Jello Biafra Thinks It's Time You Re-Examined Really Red

Back in the early '80s, there was a kick-ass punk band in Houston called Really Red. In a lot of ways, they were no different than a hundred other groups exploring the potential of alternative rock back in the day. In their six years together, they wrote a bunch of politically charged songs, self-released a few records and toured around the country to anyplace that would have them. Then the band simply ceased to exist.

For 30 years, that was the story on Really Red, and not a terribly unique one, either. If you were around the fledgling Houston punk scene back then, chances are pretty decent that you remember Really Red. If you weren't around, then odds are good-to-great that you've never even heard their music. But you should. And now, a bonafide punk-rock legend has stepped up personally to make sure that you can.

Today, more than three decades after the band called it quits, ex-Dead Kennedys front man and beloved counterculture loudmouth Jello Biafra's storied Alternative Tentacles label is re-releasing pretty much everything Really Red ever recorded on CD and vinyl. The three-volume collection includes albums, B-sides, live cuts and unreleased rarities, most of which haven't seen the light of day since long before drummer Bob Weber, guitarist Kelly Younger, bassist John Paul Williams and singer Ronnie "U-Ron Bondage" Bond went their separate ways.

Why is AT re-releasing the catalogue of a long-gone band that so few outside Texas even remember?
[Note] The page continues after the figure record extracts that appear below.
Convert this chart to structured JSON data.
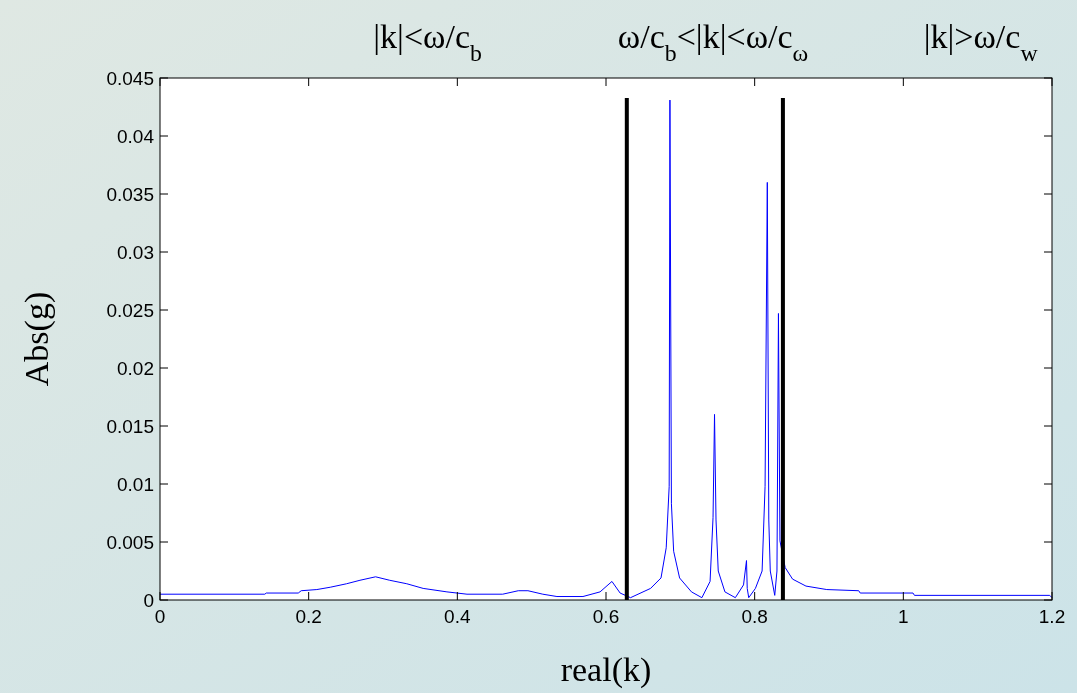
{
  "chart_data": {
    "type": "line",
    "xlabel": "real(k)",
    "ylabel": "Abs(g)",
    "annotations": [
      "|k|<ω/c$_{b}$",
      "ω/c$_{b}$<|k|<ω/c$_{ω}$",
      "|k|>ω/c$_{w}$"
    ],
    "series": [
      {
        "color": "#0000ff",
        "x": [
          0,
          0.141,
          0.143,
          0.186,
          0.19,
          0.211,
          0.229,
          0.251,
          0.269,
          0.29,
          0.309,
          0.332,
          0.354,
          0.386,
          0.413,
          0.461,
          0.482,
          0.495,
          0.515,
          0.534,
          0.569,
          0.592,
          0.608,
          0.619,
          0.633,
          0.66,
          0.674,
          0.681,
          0.685,
          0.686,
          0.688,
          0.691,
          0.699,
          0.715,
          0.729,
          0.74,
          0.744,
          0.746,
          0.748,
          0.751,
          0.76,
          0.774,
          0.785,
          0.789,
          0.79,
          0.792,
          0.801,
          0.81,
          0.814,
          0.817,
          0.819,
          0.821,
          0.827,
          0.83,
          0.832,
          0.834,
          0.841,
          0.851,
          0.869,
          0.897,
          0.94,
          0.942,
          1.013,
          1.015,
          1.197,
          1.2
        ],
        "values": [
          0.0005,
          0.0005,
          0.0006,
          0.0006,
          0.0008,
          0.0009,
          0.0011,
          0.0014,
          0.0017,
          0.002,
          0.0017,
          0.0014,
          0.001,
          0.0007,
          0.0005,
          0.0005,
          0.0008,
          0.0008,
          0.0005,
          0.0003,
          0.0003,
          0.0007,
          0.0016,
          0.0006,
          0.0002,
          0.001,
          0.0019,
          0.0045,
          0.0098,
          0.0431,
          0.0083,
          0.0042,
          0.0019,
          0.0007,
          0.0002,
          0.0016,
          0.0071,
          0.016,
          0.0069,
          0.0025,
          0.0007,
          0.0002,
          0.0013,
          0.0034,
          0.001,
          0.0002,
          0.001,
          0.0025,
          0.0098,
          0.036,
          0.0069,
          0.0025,
          0.0004,
          0.0025,
          0.0247,
          0.0051,
          0.0028,
          0.0018,
          0.0012,
          0.0009,
          0.0008,
          0.0006,
          0.0006,
          0.0004,
          0.0004,
          0.0002
        ]
      }
    ],
    "ref_lines": [
      {
        "axis": "x",
        "value": 0.628,
        "color": "#000000"
      },
      {
        "axis": "x",
        "value": 0.838,
        "color": "#000000"
      }
    ],
    "xlim": [
      0,
      1.2
    ],
    "xticks": [
      0,
      0.2,
      0.4,
      0.6,
      0.8,
      1,
      1.2
    ],
    "ylim": [
      0,
      0.045
    ],
    "yticks": [
      0,
      0.005,
      0.01,
      0.015,
      0.02,
      0.025,
      0.03,
      0.035,
      0.04,
      0.045
    ],
    "grid": false,
    "line_style": "solid"
  }
}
Well, the proof is in the pudding. Really Red were really, really good.

"Honestly, I think that they were, in a way, ahead of their time with a lot of the experimentation that they're doing," says Dominic Davi, Alternative Tentacles' head of marketing and promotions. "This is a band that could be together now and everyone would be excited about them.

"Being a person who was introduced to them through this record label, I'm a perfect example of a modern fan who's listening to them for the first time," he continues. "I wasn't familiar with them. And I've just fallen in love with them."
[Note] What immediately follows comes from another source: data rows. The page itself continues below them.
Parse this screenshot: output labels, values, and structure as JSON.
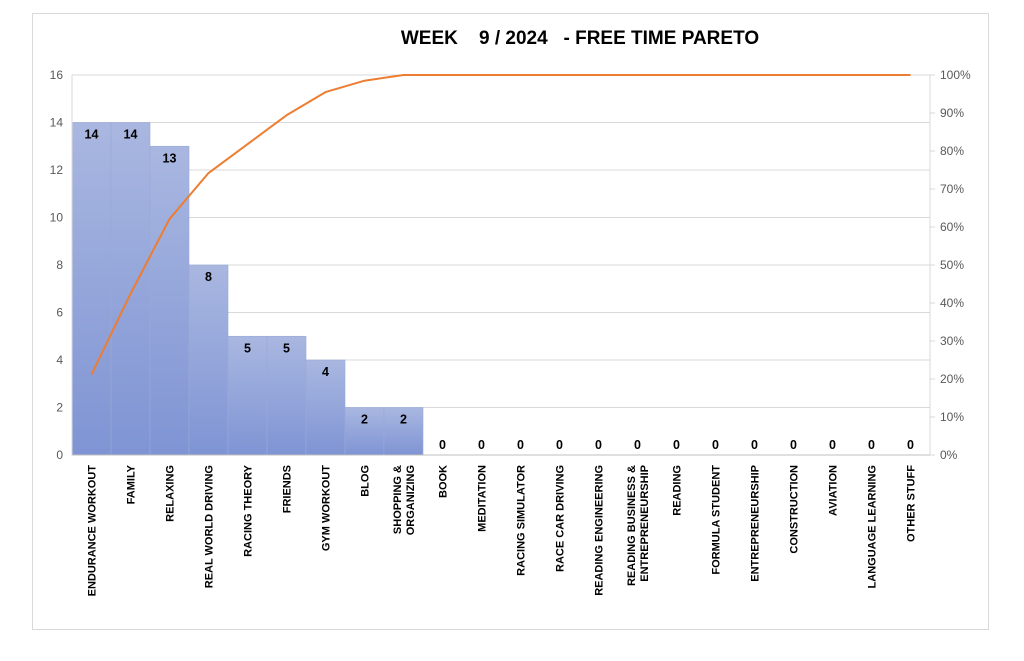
{
  "chart_data": {
    "type": "bar",
    "title": "WEEK    9 / 2024   - FREE TIME PARETO",
    "categories": [
      [
        "ENDURANCE WORKOUT"
      ],
      [
        "FAMILY"
      ],
      [
        "RELAXING"
      ],
      [
        "REAL WORLD DRIVING"
      ],
      [
        "RACING THEORY"
      ],
      [
        "FRIENDS"
      ],
      [
        "GYM WORKOUT"
      ],
      [
        "BLOG"
      ],
      [
        "SHOPPING &",
        "ORGANIZING"
      ],
      [
        "BOOK"
      ],
      [
        "MEDITATION"
      ],
      [
        "RACING SIMULATOR"
      ],
      [
        "RACE CAR DRIVING"
      ],
      [
        "READING ENGINEERING"
      ],
      [
        "READING BUSINESS &",
        "ENTREPRENEURSHIP"
      ],
      [
        "READING"
      ],
      [
        "FORMULA STUDENT"
      ],
      [
        "ENTREPRENEURSHIP"
      ],
      [
        "CONSTRUCTION"
      ],
      [
        "AVIATION"
      ],
      [
        "LANGUAGE LEARNING"
      ],
      [
        "OTHER STUFF"
      ]
    ],
    "values": [
      14,
      14,
      13,
      8,
      5,
      5,
      4,
      2,
      2,
      0,
      0,
      0,
      0,
      0,
      0,
      0,
      0,
      0,
      0,
      0,
      0,
      0
    ],
    "cumulative_percent": [
      21.2,
      42.4,
      62.1,
      74.2,
      81.8,
      89.4,
      95.5,
      98.5,
      100,
      100,
      100,
      100,
      100,
      100,
      100,
      100,
      100,
      100,
      100,
      100,
      100,
      100
    ],
    "y_ticks": [
      "0",
      "2",
      "4",
      "6",
      "8",
      "10",
      "12",
      "14",
      "16"
    ],
    "y2_ticks": [
      "0%",
      "10%",
      "20%",
      "30%",
      "40%",
      "50%",
      "60%",
      "70%",
      "80%",
      "90%",
      "100%"
    ],
    "ylim": [
      0,
      16
    ],
    "y2lim": [
      0,
      100
    ],
    "grid": true,
    "colors": {
      "bar_top": "#a9b7e0",
      "bar_bottom": "#7f94d4",
      "bar_edge": "#9aa9d8",
      "line": "#ed7d31",
      "grid": "#d9d9d9",
      "tick_text": "#595959"
    }
  }
}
Davi is not just blowing smoke. The Really Red collection showcases a tight, well-rehearsed band hopped up on the energy of punk's greatest era, agitating for social justice and nurturing a wicked experimental streak. They were among the very first underground rock bands from Texas to release their own records, tour the country and score slots on nationally distributed compilations. These guys were not kidding around -- much, anyway.

For Davi and other fans of the Dead Kennedys and classic punk rock, Really Red are a shockingly terrific obscurity that has been plucked out of the past and magically transported to the present day. As for Davi's boss, well, he's been a believer for decades.
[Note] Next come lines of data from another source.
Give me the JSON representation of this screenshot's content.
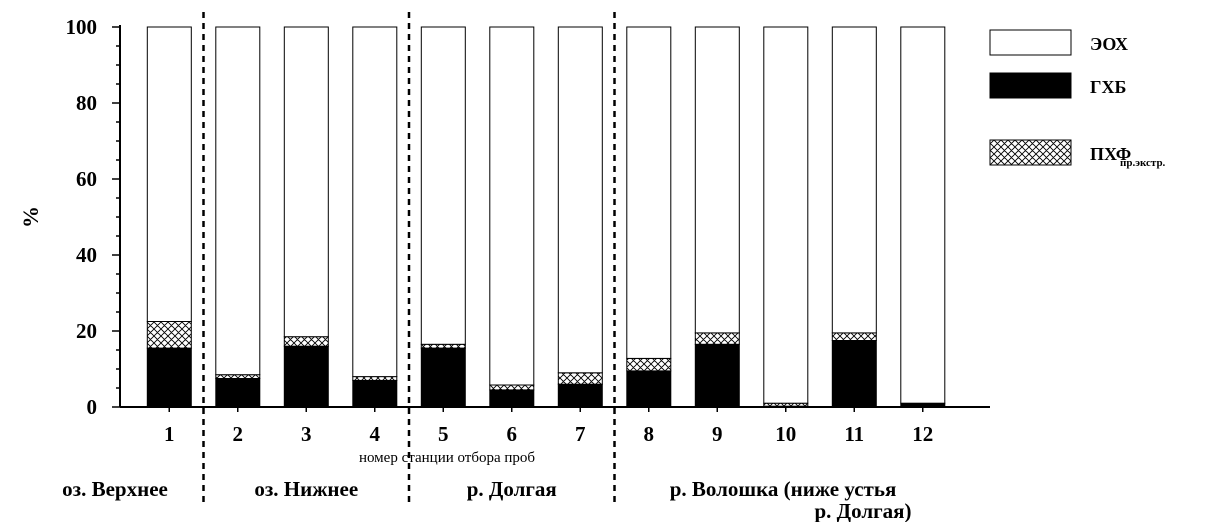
{
  "chart_data": {
    "type": "bar",
    "stacked": true,
    "categories": [
      "1",
      "2",
      "3",
      "4",
      "5",
      "6",
      "7",
      "8",
      "9",
      "10",
      "11",
      "12"
    ],
    "series": [
      {
        "name": "ГХБ",
        "key": "ghb",
        "values": [
          15.5,
          7.5,
          16.0,
          7.0,
          15.5,
          4.5,
          6.0,
          9.5,
          16.5,
          0.2,
          17.5,
          1.0
        ]
      },
      {
        "name": "ПХФ",
        "key": "pkhf",
        "values": [
          7.0,
          1.0,
          2.5,
          1.0,
          1.0,
          1.3,
          3.0,
          3.3,
          3.0,
          0.8,
          2.0,
          0.0
        ]
      },
      {
        "name": "ЭОХ",
        "key": "eokh",
        "values": [
          77.5,
          91.5,
          81.5,
          92.0,
          83.5,
          94.2,
          91.0,
          87.2,
          80.5,
          99.0,
          80.5,
          99.0
        ]
      }
    ],
    "legend_subscript": "пр.экстр.",
    "legend_order": [
      "eokh",
      "ghb",
      "pkhf"
    ],
    "ylabel": "%",
    "xlabel": "номер станции отбора проб",
    "ylim": [
      0,
      100
    ],
    "yticks": [
      "0",
      "20",
      "40",
      "60",
      "80",
      "100"
    ],
    "groups": [
      {
        "lines": [
          "оз. Верхнее"
        ],
        "stations": [
          1,
          1
        ]
      },
      {
        "lines": [
          "оз. Нижнее"
        ],
        "stations": [
          2,
          4
        ]
      },
      {
        "lines": [
          "р. Долгая"
        ],
        "stations": [
          5,
          7
        ]
      },
      {
        "lines": [
          "р. Волошка (ниже устья",
          "р. Долгая)"
        ],
        "stations": [
          8,
          12
        ]
      }
    ],
    "legend_position": "top-right",
    "colors": {
      "eokh": "#ffffff",
      "ghb": "#000000",
      "pkhf": "hatched"
    }
  }
}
Jello Biafra first encountered Really Red when the band played at the lionized punk dive Mabuhay Gardens in his hometown of San Francisco on their first trip to the West Coast. He was more or less converted on the spot.

"Through the shuffle of things, we didn't meet him then, but lo and behold, we get this phone call out of the blue several months later, saying 'Hey, I really want you guys on this Let Them Eat Jellybeans compilation,'" says Ronnie Bond, who penned just the sort of socially thoughtful lyrics a guy like Biafra would dig.

"And we were like, 'Oh! Wow... that's cool!'", Bond continues. "Well then, as time went on, the next time we toured over there, we hung out with them and came by his house, and we got to know him and became friends."

Really Red opened for the DKs a couple of times in Houston, too, before the band dissolved. But Biafra never forgot about them, and as luck would have it, he just so happened to have his very own independent record label.

Even so, getting everything that Biafra wanted sorted out and carved into wax was hardly a quick or easy process. Thanks to the multiple busy schedules involved, the whole process took about five years from the idea's conception until its end result.

"Well, [Jello] had his business and his band and things he's doing on their end, and our end, it was a matter of finding the tapes and seeing what condition they were in," Bond says. "Then there was the issue of looking for rarities, unreleased oddities, and going through all that to see what was worthwhile and what was garbage. Then, rare live tracks started popping up from people that we didn't even know had been recorded.

"All of us had personal things that kept derailing it, and on and on and on," he adds. "So finally, ta-da! Here we are. It's been a long haul, but we're really pleased, obviously."